Multioutput Hierarchial Regression

I am trying to replicate the behavior of least squares to predict multiple features for multiple series at once. Below is a toy example of the problem.

The pyro code here runs successfully, but generates a nonsense answer. It’s also rather slow. It doesn’t have any partial-pooling, which I plan to add after I get past this data shaping hurdle.

import numpy as np

import pyro
import pyro.distributions as dist
import torch
from pyro.infer.mcmc import NUTS, MCMC

# simulate 2 time series made from 3 common features with 20 observations, no noise for the sake of simplicity
n_obs = 20
x = np.vstack([np.arange(0, n_obs), np.arange(0, 2 * n_obs, 2), np.random.normal(size=n_obs)]).T
# each series has different coefficients, unpooled or partially-pooled
coefs = np.array([[0.5, 1, 1], [1, 2, 0.5]])
y = np.dot(x, coefs.T)


##### NUMPY LSTSQS

est_params = np.linalg.lstsq(x, y, rcond=None)[0]

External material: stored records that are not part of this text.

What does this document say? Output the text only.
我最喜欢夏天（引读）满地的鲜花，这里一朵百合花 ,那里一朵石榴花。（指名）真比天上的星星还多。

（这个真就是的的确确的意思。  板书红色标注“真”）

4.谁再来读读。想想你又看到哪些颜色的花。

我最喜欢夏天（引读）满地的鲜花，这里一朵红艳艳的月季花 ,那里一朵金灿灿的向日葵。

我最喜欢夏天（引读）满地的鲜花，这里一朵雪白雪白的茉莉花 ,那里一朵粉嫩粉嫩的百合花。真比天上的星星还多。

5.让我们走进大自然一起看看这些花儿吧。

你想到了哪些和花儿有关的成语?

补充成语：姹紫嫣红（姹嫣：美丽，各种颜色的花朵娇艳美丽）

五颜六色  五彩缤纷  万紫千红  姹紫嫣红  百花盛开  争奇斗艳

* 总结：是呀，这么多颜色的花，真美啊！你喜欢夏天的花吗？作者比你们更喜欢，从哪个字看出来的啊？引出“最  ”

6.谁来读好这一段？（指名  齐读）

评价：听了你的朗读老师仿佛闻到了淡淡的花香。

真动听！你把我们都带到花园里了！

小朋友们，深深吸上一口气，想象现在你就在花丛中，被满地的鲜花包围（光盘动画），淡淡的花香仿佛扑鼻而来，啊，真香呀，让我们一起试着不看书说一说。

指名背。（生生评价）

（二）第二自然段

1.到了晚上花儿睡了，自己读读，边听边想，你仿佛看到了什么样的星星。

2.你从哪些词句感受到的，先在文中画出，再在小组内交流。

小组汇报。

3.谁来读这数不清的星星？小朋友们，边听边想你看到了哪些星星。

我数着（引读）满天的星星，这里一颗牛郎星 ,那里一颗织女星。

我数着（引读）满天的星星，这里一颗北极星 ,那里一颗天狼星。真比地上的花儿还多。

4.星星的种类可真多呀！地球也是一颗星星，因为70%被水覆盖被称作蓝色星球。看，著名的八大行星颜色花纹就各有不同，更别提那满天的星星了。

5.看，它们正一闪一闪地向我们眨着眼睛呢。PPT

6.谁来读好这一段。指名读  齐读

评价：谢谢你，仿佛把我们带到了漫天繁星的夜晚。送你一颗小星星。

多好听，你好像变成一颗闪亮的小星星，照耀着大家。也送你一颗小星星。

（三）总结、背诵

############## PYRO Approach

def model(x, y):
    # hyperprior = pyro.sample("u", dist.Normal(0., 100))
    # sigma_hyper = pyro.sample("s", dist.HalfNormal(100))
    dim = y.shape[1]
    b_r = pyro.sample("bR", dist.HalfNormal(torch.ones(dim)).expand([x.shape[1], dim]).to_event(1))  # is shape (x_features, num_series)
    # sigma = pyro.sample("sigma", dist.HalfCauchy(0.5).expand([1]).to_event(1))
    mean = torch.matmul(x, b_r)  # [series]
    with pyro.plate("data"):
        pyro.sample("obs", dist.Normal(mean, 1.0), obs=y)


kernel = NUTS(model)
mcmc = MCMC(kernel, num_samples=2000)  # warmup_steps, num_chains
mcmc.run(
    torch.from_numpy(x.astype(np.float32)), torch.from_numpy(y.astype(np.float32))
)
posterior_samples = mcmc.get_samples()
bayes_est_params = posterior_samples['bR'].mean(axis=0).numpy().T

Any help is appreciated, thanks!

  • post Weekend attention bump

Hi @winedarksea, for mcmc we recommend the much faster NumPyro over Pyro. Syntax is similar but you’ll use JAX for tensors. Pyro really focuses on variational inference. Not sure why mcmc is giving you nonsense, you might try more warmup iterations?

Thanks for the response. I believe the Numpyro is faster, for now not concerned about speed.
I was thinking the nonsense was do to me having the above code completely wrong somehow, likely in how I shape my distribution as I noticed that all of the output parameters converge to the same value, ~0.8, which is around the average of all 3 coefficients, making me thing I am not expanding the distribution correctly.